The scrutiny on executive pay will continue to intensify as we head into a presidential election year. A number of candidates have already introduced proposals to link corporate tax rates to CEO Pay Ratios or to impose fines for gender pay gaps. Shareholder activism is also on the rise and large institutional investors are increasing their focus on human capital management, corporate culture, ESG, and diversity & inclusion. The volatile economic and market environments also pose significant challenges in terms of business planning and incentive plan goal-setting. These developments suggest that time commitments and responsibilities for compensation committees will continue to increase going forward.
Even as labor markets continue to tighten, base salary increase budgets remain at or near 3.0%, and most respondents target senior executive pay at or near the market 50th percentile.

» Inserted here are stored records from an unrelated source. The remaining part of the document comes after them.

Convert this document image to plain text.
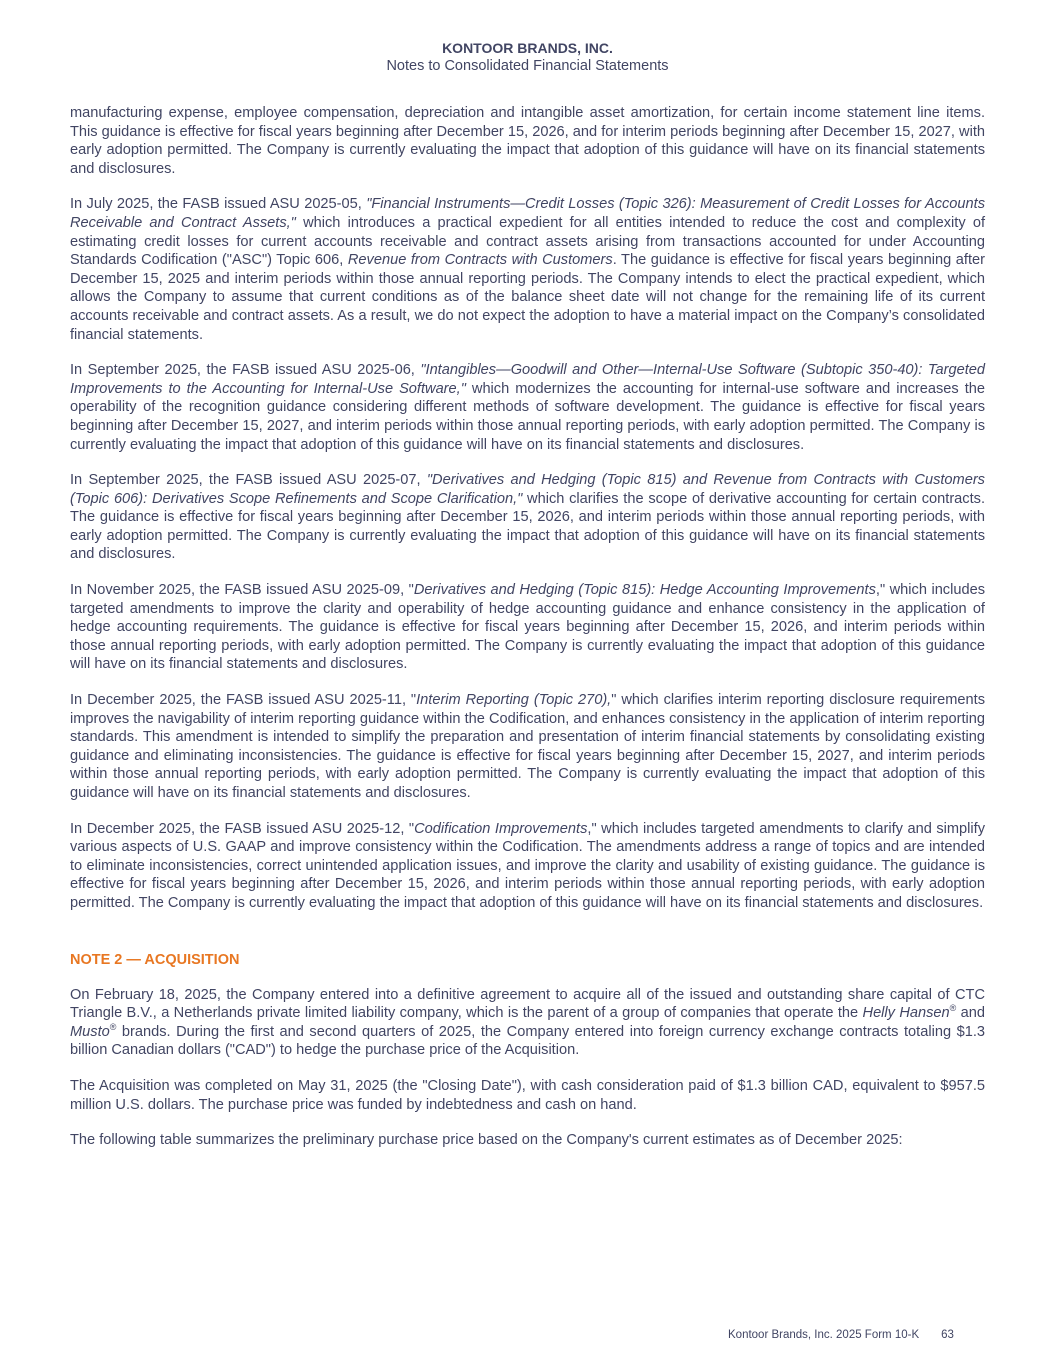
KONTOOR BRANDS, INC.
Notes to Consolidated Financial Statements

manufacturing expense, employee compensation, depreciation and intangible asset amortization, for certain income statement line items. This guidance is effective for fiscal years beginning after December 15, 2026, and for interim periods beginning after December 15, 2027, with early adoption permitted. The Company is currently evaluating the impact that adoption of this guidance will have on its financial statements and disclosures.

In July 2025, the FASB issued ASU 2025-05, "Financial Instruments—Credit Losses (Topic 326): Measurement of Credit Losses for Accounts Receivable and Contract Assets," which introduces a practical expedient for all entities intended to reduce the cost and complexity of estimating credit losses for current accounts receivable and contract assets arising from transactions accounted for under Accounting Standards Codification ("ASC") Topic 606, Revenue from Contracts with Customers. The guidance is effective for fiscal years beginning after December 15, 2025 and interim periods within those annual reporting periods. The Company intends to elect the practical expedient, which allows the Company to assume that current conditions as of the balance sheet date will not change for the remaining life of its current accounts receivable and contract assets. As a result, we do not expect the adoption to have a material impact on the Company’s consolidated financial statements.

In September 2025, the FASB issued ASU 2025-06, "Intangibles—Goodwill and Other—Internal-Use Software (Subtopic 350-40): Targeted Improvements to the Accounting for Internal-Use Software," which modernizes the accounting for internal-use software and increases the operability of the recognition guidance considering different methods of software development. The guidance is effective for fiscal years beginning after December 15, 2027, and interim periods within those annual reporting periods, with early adoption permitted. The Company is currently evaluating the impact that adoption of this guidance will have on its financial statements and disclosures.

In September 2025, the FASB issued ASU 2025-07, "Derivatives and Hedging (Topic 815) and Revenue from Contracts with Customers (Topic 606): Derivatives Scope Refinements and Scope Clarification," which clarifies the scope of derivative accounting for certain contracts. The guidance is effective for fiscal years beginning after December 15, 2026, and interim periods within those annual reporting periods, with early adoption permitted. The Company is currently evaluating the impact that adoption of this guidance will have on its financial statements and disclosures.

In November 2025, the FASB issued ASU 2025-09, "Derivatives and Hedging (Topic 815): Hedge Accounting Improvements," which includes targeted amendments to improve the clarity and operability of hedge accounting guidance and enhance consistency in the application of hedge accounting requirements. The guidance is effective for fiscal years beginning after December 15, 2026, and interim periods within those annual reporting periods, with early adoption permitted. The Company is currently evaluating the impact that adoption of this guidance will have on its financial statements and disclosures.

In December 2025, the FASB issued ASU 2025-11, "Interim Reporting (Topic 270)," which clarifies interim reporting disclosure requirements improves the navigability of interim reporting guidance within the Codification, and enhances consistency in the application of interim reporting standards. This amendment is intended to simplify the preparation and presentation of interim financial statements by consolidating existing guidance and eliminating inconsistencies. The guidance is effective for fiscal years beginning after December 15, 2027, and interim periods within those annual reporting periods, with early adoption permitted. The Company is currently evaluating the impact that adoption of this guidance will have on its financial statements and disclosures.

In December 2025, the FASB issued ASU 2025-12, "Codification Improvements," which includes targeted amendments to clarify and simplify various aspects of U.S. GAAP and improve consistency within the Codification. The amendments address a range of topics and are intended to eliminate inconsistencies, correct unintended application issues, and improve the clarity and usability of existing guidance. The guidance is effective for fiscal years beginning after December 15, 2026, and interim periods within those annual reporting periods, with early adoption permitted. The Company is currently evaluating the impact that adoption of this guidance will have on its financial statements and disclosures.

NOTE 2 — ACQUISITION

On February 18, 2025, the Company entered into a definitive agreement to acquire all of the issued and outstanding share capital of CTC Triangle B.V., a Netherlands private limited liability company, which is the parent of a group of companies that operate the Helly Hansen® and Musto® brands. During the first and second quarters of 2025, the Company entered into foreign currency exchange contracts totaling $1.3 billion Canadian dollars ("CAD") to hedge the purchase price of the Acquisition.

The Acquisition was completed on May 31, 2025 (the "Closing Date"), with cash consideration paid of $1.3 billion CAD, equivalent to $957.5 million U.S. dollars. The purchase price was funded by indebtedness and cash on hand.

The following table summarizes the preliminary purchase price based on the Company's current estimates as of December 2025:

Kontoor Brands, Inc. 2025 Form 10-K 63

However, a significant number of respondents (25%) have recently increased or plan to increase target positioning due to competitive pressures and/or the use of stretch incentive plan goals. Compensation committees need to ensure that compensation programs align executive pay with company performance and long-term value creation while also reinforcing employee retention, especially for high performing/high potential talent.

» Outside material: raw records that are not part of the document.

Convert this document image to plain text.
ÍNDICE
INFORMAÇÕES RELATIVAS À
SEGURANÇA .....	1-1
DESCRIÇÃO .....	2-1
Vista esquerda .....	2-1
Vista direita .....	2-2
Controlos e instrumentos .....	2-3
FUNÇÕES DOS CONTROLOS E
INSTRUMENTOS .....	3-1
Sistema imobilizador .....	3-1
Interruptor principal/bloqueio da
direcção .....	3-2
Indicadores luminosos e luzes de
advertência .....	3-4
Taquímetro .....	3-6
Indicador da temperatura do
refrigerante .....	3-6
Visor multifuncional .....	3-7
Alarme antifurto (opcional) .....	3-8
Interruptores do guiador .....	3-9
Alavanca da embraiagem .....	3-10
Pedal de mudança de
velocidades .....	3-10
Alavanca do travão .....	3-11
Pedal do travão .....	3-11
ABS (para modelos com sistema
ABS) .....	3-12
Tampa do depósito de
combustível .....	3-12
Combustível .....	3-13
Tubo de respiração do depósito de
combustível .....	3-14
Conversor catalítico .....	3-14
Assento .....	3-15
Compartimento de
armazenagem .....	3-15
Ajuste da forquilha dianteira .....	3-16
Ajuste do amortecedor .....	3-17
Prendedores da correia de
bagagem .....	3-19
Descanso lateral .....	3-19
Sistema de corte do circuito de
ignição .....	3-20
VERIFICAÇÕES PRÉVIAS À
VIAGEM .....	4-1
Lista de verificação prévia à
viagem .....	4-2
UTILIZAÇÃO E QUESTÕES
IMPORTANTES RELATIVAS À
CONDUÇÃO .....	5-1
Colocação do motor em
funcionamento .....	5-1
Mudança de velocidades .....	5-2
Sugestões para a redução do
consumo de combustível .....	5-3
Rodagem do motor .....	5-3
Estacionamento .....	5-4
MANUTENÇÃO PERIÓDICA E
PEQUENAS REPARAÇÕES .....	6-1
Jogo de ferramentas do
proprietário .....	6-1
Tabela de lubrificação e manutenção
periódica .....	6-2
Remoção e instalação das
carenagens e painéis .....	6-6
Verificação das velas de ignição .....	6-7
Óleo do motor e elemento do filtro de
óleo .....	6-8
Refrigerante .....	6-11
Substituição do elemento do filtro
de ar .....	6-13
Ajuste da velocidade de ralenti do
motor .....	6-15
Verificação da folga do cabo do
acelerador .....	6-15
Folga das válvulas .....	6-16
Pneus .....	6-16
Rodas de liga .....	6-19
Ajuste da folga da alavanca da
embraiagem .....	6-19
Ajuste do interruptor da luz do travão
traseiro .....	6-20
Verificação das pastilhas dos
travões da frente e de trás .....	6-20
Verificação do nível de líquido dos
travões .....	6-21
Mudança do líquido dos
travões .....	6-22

While some companies are starting to take a more holistic assessment of performance by introducing non-financial metrics, most continue to place primary emphasis on quantitative financial goals, very mindful of the need to demonstrate the linkage between senior executive pay and company performance. Many respondents are conducting internal assessments of gender pay equity and gender pay gap. Sharing more of this information at the board level and linking a portion of executive compensation to diversity & inclusion goals will further demonstrate commitment to promoting these objectives.

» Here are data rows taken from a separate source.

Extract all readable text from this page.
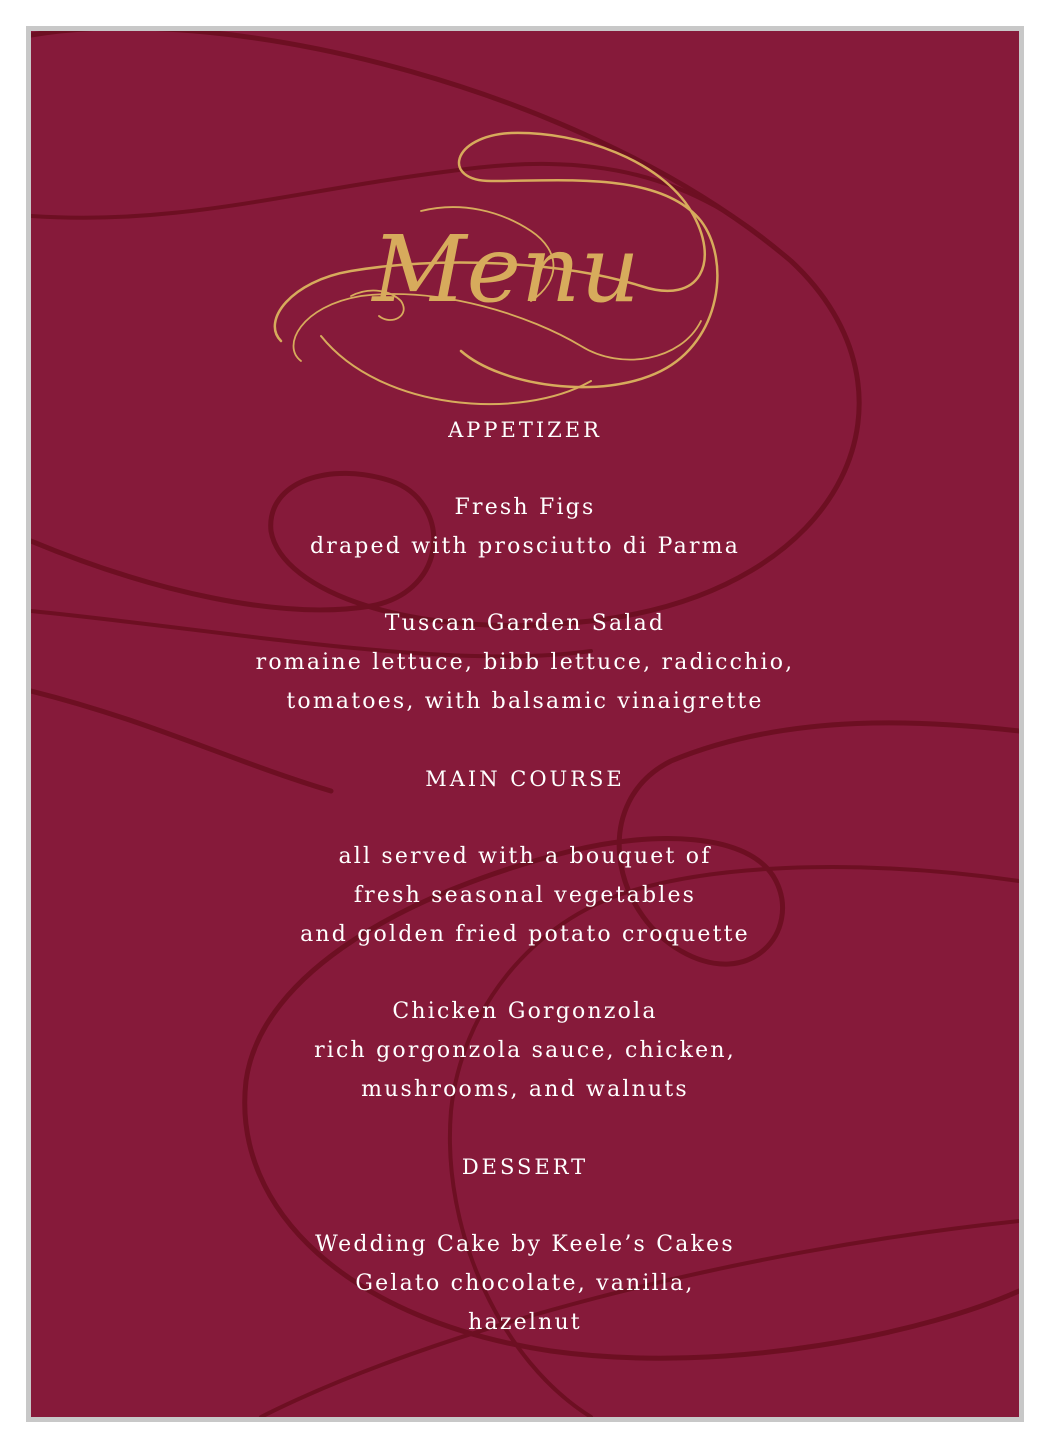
Menu
APPETIZER
Fresh Figs
draped with prosciutto di Parma
Tuscan Garden Salad
romaine lettuce, bibb lettuce, radicchio,
tomatoes, with balsamic vinaigrette
MAIN COURSE
all served with a bouquet of
fresh seasonal vegetables
and golden fried potato croquette
Chicken Gorgonzola
rich gorgonzola sauce, chicken,
mushrooms, and walnuts
DESSERT
Wedding Cake by Keele’s Cakes
Gelato chocolate, vanilla,
hazelnut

Proxy advisory firms, which are starting to receive additional external scrutiny from regulators, generally exert some, but not a significant level, of influence on executive compensation design, as evidenced by the low number of respondents (5%) that use or plan to add EVA as an incentive plan metric. While most respondents conduct shareholder outreach, with many doing so annually, opportunities exist to increase the level of compensation committee involvement in these discussions.
While it’s easy to get distracted by all the external scrutiny from politicians and proxy advisory firms, business and talent strategy should be the primary drivers of executive compensation design, to help ensure programs serve as a power catalyst for sustainable, long-term value creation and competitive advantage.